Eastern plays

Eastern plays
Titre original:Eastern plays
Réalisateur:Kamen Kalev
Sortie:Cinéma
Durée:89 minutes
Date:10 mars 2010
Note:
Itso est un ancien toxicomane, qui vit renfermé sur lui-même. Il repousse sa petite amie, une actrice débutante, et il a coupé l'essentiel des liens avec sa famille. Son seul refuge est la sculpture sur bois, qu'il avait apprise aux Beaux-Arts. Un soir, il vient en aide à une famille turque, de passage à Sofia, qui se fait agresser dans une ruelle par un groupe de néo-nazis, auquel appartient Georgi, le petit frère d'Itso. En dépit des barrières linguistiques et culturelles, Itso devient l'ami de Isil, la fille du couple turc.

Critique de Tootpadu

Le premier film de Kamen Kalev, un des rares films bulgares qui se font et qui arrivent jusque sur nos écrans, est le portrait captivant d'un homme en perdition.

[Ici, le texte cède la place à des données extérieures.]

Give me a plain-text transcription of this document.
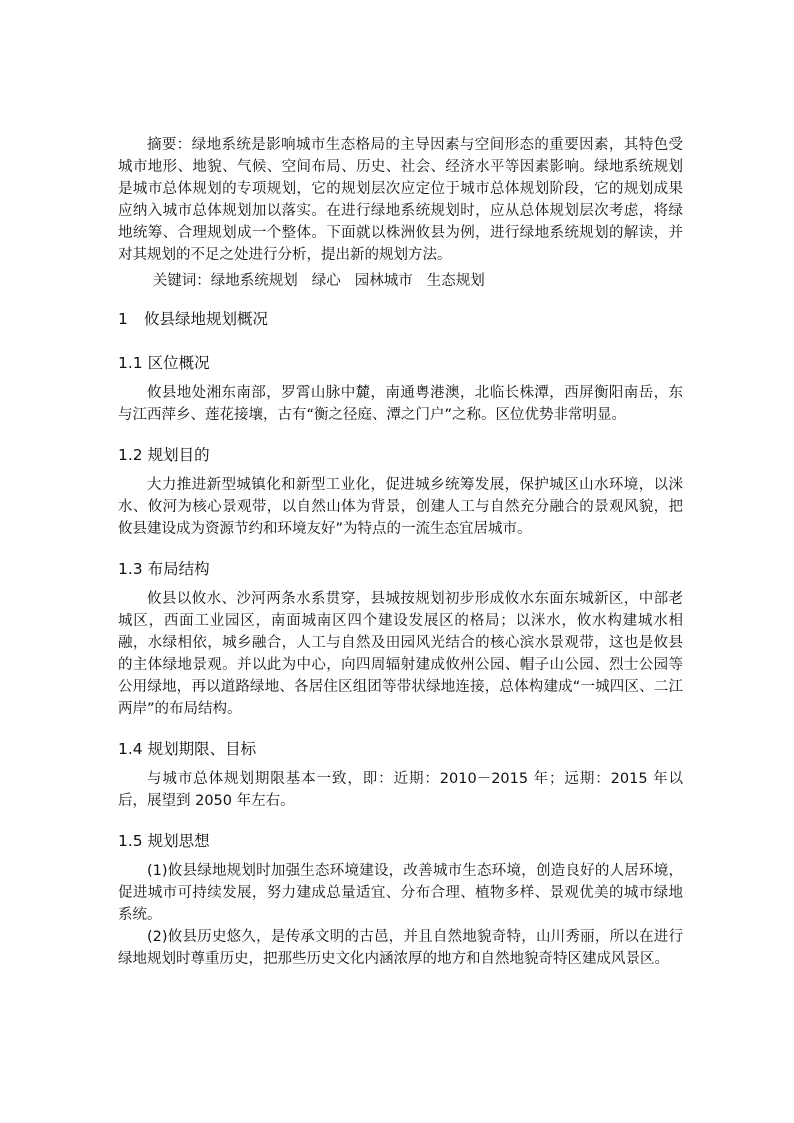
摘要：绿地系统是影响城市生态格局的主导因素与空间形态的重要因素，其特色受城市地形、地貌、气候、空间布局、历史、社会、经济水平等因素影响。绿地系统规划是城市总体规划的专项规划，它的规划层次应定位于城市总体规划阶段，它的规划成果应纳入城市总体规划加以落实。在进行绿地系统规划时，应从总体规划层次考虑，将绿地统筹、合理规划成一个整体。下面就以株洲攸县为例，进行绿地系统规划的解读，并对其规划的不足之处进行分析，提出新的规划方法。

关键词：绿地系统规划 绿心 园林城市 生态规划

1 攸县绿地规划概况
1.1 区位概况

攸县地处湘东南部，罗霄山脉中麓，南通粤港澳，北临长株潭，西屏衡阳南岳，东与江西萍乡、莲花接壤，古有“衡之径庭、潭之门户”之称。区位优势非常明显。

1.2 规划目的

大力推进新型城镇化和新型工业化，促进城乡统筹发展，保护城区山水环境，以洣水、攸河为核心景观带，以自然山体为背景，创建人工与自然充分融合的景观风貌，把攸县建设成为资源节约和环境友好”为特点的一流生态宜居城市。

1.3 布局结构

攸县以攸水、沙河两条水系贯穿，县城按规划初步形成攸水东面东城新区，中部老城区，西面工业园区，南面城南区四个建设发展区的格局；以洣水，攸水构建城水相融，水绿相依，城乡融合，人工与自然及田园风光结合的核心滨水景观带，这也是攸县的主体绿地景观。并以此为中心，向四周辐射建成攸州公园、帽子山公园、烈士公园等公用绿地，再以道路绿地、各居住区组团等带状绿地连接，总体构建成“一城四区、二江两岸”的布局结构。

1.4 规划期限、目标

与城市总体规划期限基本一致，即：近期：2010－2015 年；远期：2015 年以后，展望到 2050 年左右。

1.5 规划思想

(1)攸县绿地规划时加强生态环境建设，改善城市生态环境，创造良好的人居环境，促进城市可持续发展，努力建成总量适宜、分布合理、植物多样、景观优美的城市绿地系统。

(2)攸县历史悠久，是传承文明的古邑，并且自然地貌奇特，山川秀丽，所以在进行绿地规划时尊重历史，把那些历史文化内涵浓厚的地方和自然地貌奇特区建成风景区。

Cet homme est à la fois Itso, le personnage principal, et Christo Christov, l'acteur qui le joue et qui est décédé d'une overdose avant même que le tournage ne soit terminé. De cette contrainte matérielle est né une oeuvre artistique crue, qui ne relève pas autant de l'hommage solennel que de l'observation d'un individu à fleur de peau. L'intensité avec laquelle l'ancien ami du réalisateur s'est jeté dans l'interprétation du rôle émotionnellement complexe d'Itso n'a rien de prémonitoire ou de suicidaire. Il s'agit davantage du testament involontaire d'un acteur né, plein de vie et d'une authenticité que l'on ne trouve plus chez les comédiens moins instinctifs et plus instruits en termes dramatiques.
Sans surprise, Eastern plays tourne presqu'exclusivement autour du protagoniste ténébreux et de son quotidien déprimant. Il ne se passe ainsi pas grand-chose pendant la durée du film. Mais la façon dont la mise en scène accompagne Itso dans ses moindres faits et gestes, toujours sur le ton d'une densité étrangement mélancolique, est bien plus passionnante que la structure en trois actes à la solde d'une action artificielle, dont ce film se passe très bien. Le réalisateur Kamen Kalev s'intéresse plus à nous faire ressentir les choses, y compris tout le mal de vivre d'Itso, péniblement apparent au cours de la consultation chez le soutien psychologique, qu'à nous les montrer ou épeler bêtement. Son style personnel et sa narration, qui n'ont pas peur d'un rythme flottant et parsemé de paranthèses plus calmes, sont les indicateurs certains de la naissance d'un talent prometteur.
Le contexte social dans lequel le scénario fait évoluer les deux personnages principaux, Itso et son frère Georgi, ne se complaît point dans le misérabilisme. Il s'applique plutôt à révéler la gangrène profonde qui ronge la société bulgare de l'intérieur, sous forme d'une corruption omniprésente et d'une xénophobie qui dépend avant tout des calculs cyniques des politiciens en perte de vitesse. Le ton poétique de Eastern plays en tient compte en toute lucidité, sans pour autant vouloir se dresser en dénonciateur des torts de l'époque post-communiste. Sa priorité artistique se trouve bien plus du côté du portrait intimiste, envoûtant et inquiétant à la fois.